Ne var ki, bilirkişi raporunda A ve B harfleri ile gösterilen bölümler için belirlenen ecrimisilin 1062 sayılı Yasa uyarınca el konulan 1/2 paya mı yoksa tüm paydaşların payına mı karşılık gelen miktar olduğu açıklığa kavuşturulmamıştır.
Diğer taraftan, aralarında zorunlu dava arkadaşlığı bulunmayan Hazine ve diğer davacılar vekili için ayrı ayrı avukatlık ücretinin hüküm altına alınması gerekirken, tek bir avukatlık ücretine hükmedilmesi doğru olmadığı gibi; yıkım isteği yönünden olumlu ya da olumsuz bir karar verilmemesi de isabetsizdir.
Hal böyle olunca, belirlenen ecrimisilin tüm paydaşların payına karşılık gelen miktar olup olmadığının açıklığa kavuşturulması, ondan sonra Hazinenin ecrimisil isteği bakımından hüküm kurulması; ayrıca, Hazinenin yıkım isteği hakkında da olumlu ya da olumsuz bir karar verilmesi gerekirken, yanılgılı değerlendirme ile yazılı şekilde karar verilmesi doğru değildir.

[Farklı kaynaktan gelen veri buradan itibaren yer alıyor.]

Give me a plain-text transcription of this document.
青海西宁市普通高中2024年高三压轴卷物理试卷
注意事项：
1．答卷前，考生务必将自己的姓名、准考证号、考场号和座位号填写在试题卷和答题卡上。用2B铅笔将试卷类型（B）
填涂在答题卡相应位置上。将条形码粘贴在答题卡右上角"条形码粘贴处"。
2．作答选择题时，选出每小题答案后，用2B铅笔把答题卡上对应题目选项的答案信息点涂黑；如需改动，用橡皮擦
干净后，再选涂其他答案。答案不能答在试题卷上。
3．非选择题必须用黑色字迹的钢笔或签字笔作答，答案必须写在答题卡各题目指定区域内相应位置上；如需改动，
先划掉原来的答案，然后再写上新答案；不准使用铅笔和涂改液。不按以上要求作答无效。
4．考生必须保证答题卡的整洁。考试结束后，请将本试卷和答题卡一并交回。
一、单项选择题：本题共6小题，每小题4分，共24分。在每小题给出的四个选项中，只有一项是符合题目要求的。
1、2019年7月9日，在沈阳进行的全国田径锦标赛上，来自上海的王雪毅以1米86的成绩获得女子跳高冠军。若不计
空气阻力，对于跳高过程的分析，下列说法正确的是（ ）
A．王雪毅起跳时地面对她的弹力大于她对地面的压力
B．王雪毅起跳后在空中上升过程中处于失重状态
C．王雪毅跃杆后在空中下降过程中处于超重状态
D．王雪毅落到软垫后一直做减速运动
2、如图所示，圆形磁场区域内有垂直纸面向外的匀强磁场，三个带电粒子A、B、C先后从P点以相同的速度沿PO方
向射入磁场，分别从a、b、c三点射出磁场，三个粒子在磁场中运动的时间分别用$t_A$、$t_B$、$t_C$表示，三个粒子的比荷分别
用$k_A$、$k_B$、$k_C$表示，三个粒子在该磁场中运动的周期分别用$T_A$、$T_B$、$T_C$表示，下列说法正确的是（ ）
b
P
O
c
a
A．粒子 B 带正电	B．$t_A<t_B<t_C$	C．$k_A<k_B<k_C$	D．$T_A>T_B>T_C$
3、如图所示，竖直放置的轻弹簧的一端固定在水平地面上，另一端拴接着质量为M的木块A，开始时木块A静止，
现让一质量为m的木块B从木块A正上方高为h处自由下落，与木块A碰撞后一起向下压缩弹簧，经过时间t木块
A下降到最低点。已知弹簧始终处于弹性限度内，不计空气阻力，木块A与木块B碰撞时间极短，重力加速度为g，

Hazinenin temyiz itirazları açıklanan nedenlerden ötürü yerindedir. Kabulü ile, hükmün 6100 sayılı Kanun"un 3. maddesi yollaması ile 1086 sayılı Kanun"un 428. maddesi uyarınca BOZULMASINA, alınan peşin harcın temyiz edene geri verilmesine, 27.2.2012 tarihinde oybirliğiyle karar verildi.